|Before potential buyers tour the home, a seller should take specific steps to help make a strong and positive impression. That will greatly improve the chances of getting a prompt purchase offer at a higher price. Here are some tips from experienced real estate professionals that can enhance success for sellers in any market – including a decidedly lopsided buyer’s market like the one we are experiencing in 2009.
· Pricing Preliminaries
Avoid the strategy of setting the original listing price too high and then gradually lowering it if the house doesn’t generate any immediate interest. Precious days and weeks will be lost as buyers look elsewhere, and during the especially favorable springtime real estate shopping season it is critical to avoid wasting time.
Plus, routinely dropping the price in small increments often sends a subtle message that the house may have issues like needed repairs or other problems that are being uncovered by buyers or inspectors. In other words, the reputation of the property may suffer – even if it is a mistaken impression based on erroneous conjecture. By then it may be too late to overcome the negative marketplace perception because buyers will have moved on to shop elsewhere.

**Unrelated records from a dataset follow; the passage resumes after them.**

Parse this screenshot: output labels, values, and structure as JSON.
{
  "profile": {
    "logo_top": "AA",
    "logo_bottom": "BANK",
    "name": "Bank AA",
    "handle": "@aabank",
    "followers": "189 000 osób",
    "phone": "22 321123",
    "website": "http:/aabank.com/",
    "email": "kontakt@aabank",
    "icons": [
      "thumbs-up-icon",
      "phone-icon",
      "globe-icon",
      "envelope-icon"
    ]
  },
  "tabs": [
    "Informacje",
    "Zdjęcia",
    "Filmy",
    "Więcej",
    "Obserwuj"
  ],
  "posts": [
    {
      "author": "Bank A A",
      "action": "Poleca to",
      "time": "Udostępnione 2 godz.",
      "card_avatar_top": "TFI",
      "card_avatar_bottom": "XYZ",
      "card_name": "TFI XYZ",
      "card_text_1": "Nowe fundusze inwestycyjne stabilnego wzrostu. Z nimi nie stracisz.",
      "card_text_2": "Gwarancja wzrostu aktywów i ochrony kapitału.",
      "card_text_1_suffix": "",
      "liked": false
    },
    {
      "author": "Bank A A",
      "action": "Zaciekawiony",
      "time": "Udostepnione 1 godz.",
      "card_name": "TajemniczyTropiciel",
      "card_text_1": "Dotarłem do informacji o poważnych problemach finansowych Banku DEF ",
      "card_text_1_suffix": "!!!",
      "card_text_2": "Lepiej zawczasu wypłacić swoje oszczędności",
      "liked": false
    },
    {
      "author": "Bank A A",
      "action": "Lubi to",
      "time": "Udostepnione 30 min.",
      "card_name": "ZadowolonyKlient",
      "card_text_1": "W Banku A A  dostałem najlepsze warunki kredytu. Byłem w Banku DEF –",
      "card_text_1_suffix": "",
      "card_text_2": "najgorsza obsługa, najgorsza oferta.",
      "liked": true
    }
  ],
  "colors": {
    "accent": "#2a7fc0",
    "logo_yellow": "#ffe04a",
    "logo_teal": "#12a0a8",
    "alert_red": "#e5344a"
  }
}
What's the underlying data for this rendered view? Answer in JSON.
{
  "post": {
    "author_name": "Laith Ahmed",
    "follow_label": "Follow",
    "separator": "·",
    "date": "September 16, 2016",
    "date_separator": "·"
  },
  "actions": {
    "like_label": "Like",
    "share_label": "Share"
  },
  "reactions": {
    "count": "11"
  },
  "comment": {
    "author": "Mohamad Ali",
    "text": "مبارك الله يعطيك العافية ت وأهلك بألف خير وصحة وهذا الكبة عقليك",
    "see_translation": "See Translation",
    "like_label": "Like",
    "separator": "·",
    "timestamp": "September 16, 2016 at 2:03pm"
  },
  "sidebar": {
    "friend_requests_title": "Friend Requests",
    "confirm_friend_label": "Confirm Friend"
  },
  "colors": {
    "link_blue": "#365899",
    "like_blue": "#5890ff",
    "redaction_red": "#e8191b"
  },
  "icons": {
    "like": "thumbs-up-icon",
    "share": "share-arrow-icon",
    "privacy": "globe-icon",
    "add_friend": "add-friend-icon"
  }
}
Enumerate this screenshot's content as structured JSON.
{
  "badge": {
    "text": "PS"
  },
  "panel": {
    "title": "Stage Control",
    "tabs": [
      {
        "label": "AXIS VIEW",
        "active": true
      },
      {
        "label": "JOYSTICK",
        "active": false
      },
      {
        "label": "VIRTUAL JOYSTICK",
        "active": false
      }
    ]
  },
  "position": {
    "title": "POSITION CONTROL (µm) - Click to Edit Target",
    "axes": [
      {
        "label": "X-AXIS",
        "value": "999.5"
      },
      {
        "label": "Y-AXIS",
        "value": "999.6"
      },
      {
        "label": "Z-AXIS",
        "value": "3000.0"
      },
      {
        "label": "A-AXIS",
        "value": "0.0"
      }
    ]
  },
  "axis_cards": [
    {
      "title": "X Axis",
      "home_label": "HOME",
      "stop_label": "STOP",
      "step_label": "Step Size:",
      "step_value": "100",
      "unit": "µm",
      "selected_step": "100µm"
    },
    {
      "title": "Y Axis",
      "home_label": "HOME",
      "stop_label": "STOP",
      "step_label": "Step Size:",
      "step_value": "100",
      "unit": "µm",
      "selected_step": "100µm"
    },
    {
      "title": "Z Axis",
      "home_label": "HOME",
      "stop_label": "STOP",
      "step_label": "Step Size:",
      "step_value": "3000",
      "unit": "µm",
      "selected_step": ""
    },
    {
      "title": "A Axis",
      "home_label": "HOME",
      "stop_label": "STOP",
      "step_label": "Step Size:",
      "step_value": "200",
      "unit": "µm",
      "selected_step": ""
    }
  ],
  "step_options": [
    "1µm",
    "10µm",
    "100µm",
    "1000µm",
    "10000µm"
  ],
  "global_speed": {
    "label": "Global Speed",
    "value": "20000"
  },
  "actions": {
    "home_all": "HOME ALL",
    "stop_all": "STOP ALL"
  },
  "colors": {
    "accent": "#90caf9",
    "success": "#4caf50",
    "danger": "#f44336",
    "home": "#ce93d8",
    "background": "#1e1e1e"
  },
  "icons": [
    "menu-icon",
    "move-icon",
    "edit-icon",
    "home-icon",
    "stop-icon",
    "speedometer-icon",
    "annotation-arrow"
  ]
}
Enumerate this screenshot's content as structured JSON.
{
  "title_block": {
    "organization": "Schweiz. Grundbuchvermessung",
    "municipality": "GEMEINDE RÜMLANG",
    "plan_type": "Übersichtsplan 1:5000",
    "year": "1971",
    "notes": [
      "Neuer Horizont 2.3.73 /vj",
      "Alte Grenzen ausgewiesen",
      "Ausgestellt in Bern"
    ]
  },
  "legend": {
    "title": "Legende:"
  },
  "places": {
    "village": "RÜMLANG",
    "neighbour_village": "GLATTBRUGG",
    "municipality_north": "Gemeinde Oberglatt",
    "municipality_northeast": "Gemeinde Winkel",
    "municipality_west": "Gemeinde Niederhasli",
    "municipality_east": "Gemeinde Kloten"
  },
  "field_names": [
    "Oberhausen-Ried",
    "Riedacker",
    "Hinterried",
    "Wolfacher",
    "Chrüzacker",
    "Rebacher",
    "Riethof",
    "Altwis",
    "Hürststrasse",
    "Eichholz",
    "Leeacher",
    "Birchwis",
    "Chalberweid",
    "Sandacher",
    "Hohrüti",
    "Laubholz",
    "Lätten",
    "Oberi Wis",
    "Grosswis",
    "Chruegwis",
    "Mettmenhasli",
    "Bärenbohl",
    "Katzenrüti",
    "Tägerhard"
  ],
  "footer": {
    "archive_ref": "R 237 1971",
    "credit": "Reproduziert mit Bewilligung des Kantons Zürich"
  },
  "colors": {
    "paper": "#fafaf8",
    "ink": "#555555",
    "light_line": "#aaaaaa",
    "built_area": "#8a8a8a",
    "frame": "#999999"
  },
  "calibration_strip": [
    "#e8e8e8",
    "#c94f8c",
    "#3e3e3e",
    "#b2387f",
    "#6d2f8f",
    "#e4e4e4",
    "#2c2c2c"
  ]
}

A more efficient and positive strategy is to set the list price not more than 2-3 percent above the desired sales price. Then negotiate down to that level if necessary, without running the risk of missing prime opportunities to attract serious buyers.
· Curb Appeal
Don’t spend money unless it is sure to give a strong return on the dollar. Paint is relatively inexpensive, and a good paint job can dress up even a drab and outdated home. But if the painters are sloppy, even premium designer paint will detract from the way the home looks. Never make the mistake of paying for a bad paint job, because buyers will see it and suspect that it was only done to hurriedly cover up and disguise underlying blemishes. Neat and tidy paint application is the key to success, and the basis of a professional looking job is the meticulous prep work that goes into readying the surface before any paint is applied.